Students at the school would take core academic courses in their freshman and sophomore years, such as English and algebra, but would have an elective course to address the public service learning focus.
Students in their junior and senior years would have a block of time to dedicate to a public service project, in addition to their academic courses.
However, even academic courses would weave in public service.
For example, students could clean a neighborhood pond as part of the public service component, analyze water samples for science class and write about their findings in a writing class.
"The idea is that the content of the course can be illuminated and made more enriching by doing service experiences," said Steve Elliott, a consultant for the high school service program at the Manuel D. and Rhoda Mayerson Foundation.
Mr. Elliott spoke before the board Monday about the school concept.

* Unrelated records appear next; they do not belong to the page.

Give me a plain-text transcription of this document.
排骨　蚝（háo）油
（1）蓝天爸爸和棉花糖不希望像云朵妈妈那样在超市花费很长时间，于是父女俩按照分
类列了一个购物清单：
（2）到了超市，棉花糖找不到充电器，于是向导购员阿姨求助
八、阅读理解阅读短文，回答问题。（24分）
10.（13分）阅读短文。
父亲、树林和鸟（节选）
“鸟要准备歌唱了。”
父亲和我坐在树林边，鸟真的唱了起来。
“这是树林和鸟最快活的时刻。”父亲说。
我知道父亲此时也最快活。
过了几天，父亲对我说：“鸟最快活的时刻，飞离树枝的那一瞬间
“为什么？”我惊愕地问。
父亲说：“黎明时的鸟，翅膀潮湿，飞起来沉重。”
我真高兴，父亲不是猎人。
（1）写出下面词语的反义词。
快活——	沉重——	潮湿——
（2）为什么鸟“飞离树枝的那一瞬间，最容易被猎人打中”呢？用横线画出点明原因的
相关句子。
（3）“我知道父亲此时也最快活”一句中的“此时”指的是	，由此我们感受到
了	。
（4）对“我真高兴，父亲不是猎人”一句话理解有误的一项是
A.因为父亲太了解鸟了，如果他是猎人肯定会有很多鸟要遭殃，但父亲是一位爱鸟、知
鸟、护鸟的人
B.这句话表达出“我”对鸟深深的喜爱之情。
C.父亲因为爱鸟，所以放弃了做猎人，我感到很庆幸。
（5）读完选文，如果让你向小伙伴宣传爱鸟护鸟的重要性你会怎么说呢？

Students who choose the public safety path would have some training for a career in public safety, such as emergency management, but would need to continue their post-secondary education for a career in the field, Mr. Burns said.
The school, which has been in the planning stages for more than a year with Aiken staff, would be part of a massive overhaul of the district's low-performing high schools. The district wants to improve its dismal graduate rate, where only three of five ninth graders graduate in four years.
Aiken also has a University High School on its campus, where students focus on a college preparatory curriculum.